Stoke yanıt vermedi, yalnız bir an başını kaldırarak Skip'le göz göze geldi. Sonra çenesini eğerek alelacele yanımızdan geçip gitti. Dağınık saçlarının arasından sızan ter, yüzünün iki yanına akıyordu. Tempo tutar gibi, "Rip-rip, rip-rip, rip-rip," diyor veya hepimize neler yapmak istediğini sıralıyordu. Onun kokusunu, terinin ekşi ve keskin kokusunu alabiliyordunuz. Hiç yavaş yürümediği için daima terliydi. Yavaş gitmek sanki onu gücendiriyordu, ama başka bir şey daha vardı. Teri keskin kokulu olsa da rahatsız etmiyordu. Bunun altındaki koku daha tatsızdı. Lisedeyken etaplı koşulara katılırdım (Üniversitenin birinci sınıf öğrencisi olarak Pall Mall'larla dört buçuk arasında bir seçim yapmak zorunda kalınca tabut çivilerini seçmiştim.) ve daha önce de bu bileşimin kokusunu almıştım. Bu genellikle grip ya da boğaz enfeksiyonu geçiren bir çocuk kendini buna rağmen koşmaya zorlayınca oluyordu. Buna benzeyen biricik koku, uzun süre fazla hızlı çalıştırılan bir elektrikli tren transformatöründen çıkardı.

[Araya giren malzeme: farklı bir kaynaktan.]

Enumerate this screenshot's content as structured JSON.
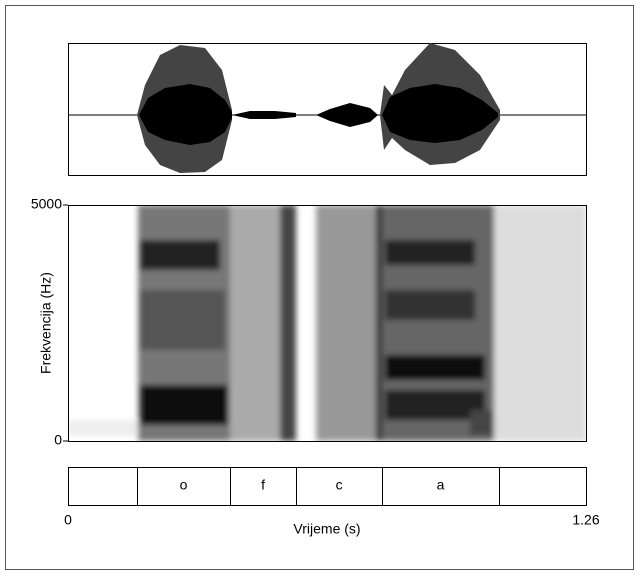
{
  "chart_data": {
    "type": "spectrogram",
    "xlabel": "Vrijeme (s)",
    "ylabel": "Frekvencija (Hz)",
    "xlim": [
      0,
      1.26
    ],
    "xticks": [
      0,
      1.26
    ],
    "ylim": [
      0,
      5000
    ],
    "yticks": [
      0,
      5000
    ],
    "tier": {
      "boundaries": [
        0.168,
        0.394,
        0.555,
        0.764,
        1.048
      ],
      "labels": [
        null,
        "o",
        "f",
        "c",
        "a",
        null
      ]
    }
  }
}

Derken yanımızdan geçip gitti. Çok geçmeden Ronnie Malenfant tarafından Rip-Rip diye adlandırılacak olan ve o akşamlık koskocaman bacak desteklerinden kurtulan Stoke Jones yatakhaneye dönüyordu.
Nate, "Hey, bu da nesi?" diye sordu. Durmuş, omzunun üzerinden arkaya bakıyordu. Skip'le ben de durmuş, bakıyorduk. Nate'e tam ne demek istediğini soracağım sırada ben de gördüm. Jones'un üstünde kot bir ceket vardı. Bunun arkasına da tıpkı bir Kara Büyü olmasına benzeyen ve o sonbahar akşamının ölgünleşmiş ışığında belirli belirsiz fark edilen daire içinde bir şekil resmedilmişti.
Skip, "Bilmiyorum," dedi. "Serçe tarafından bırakılmış bir ize benziyor."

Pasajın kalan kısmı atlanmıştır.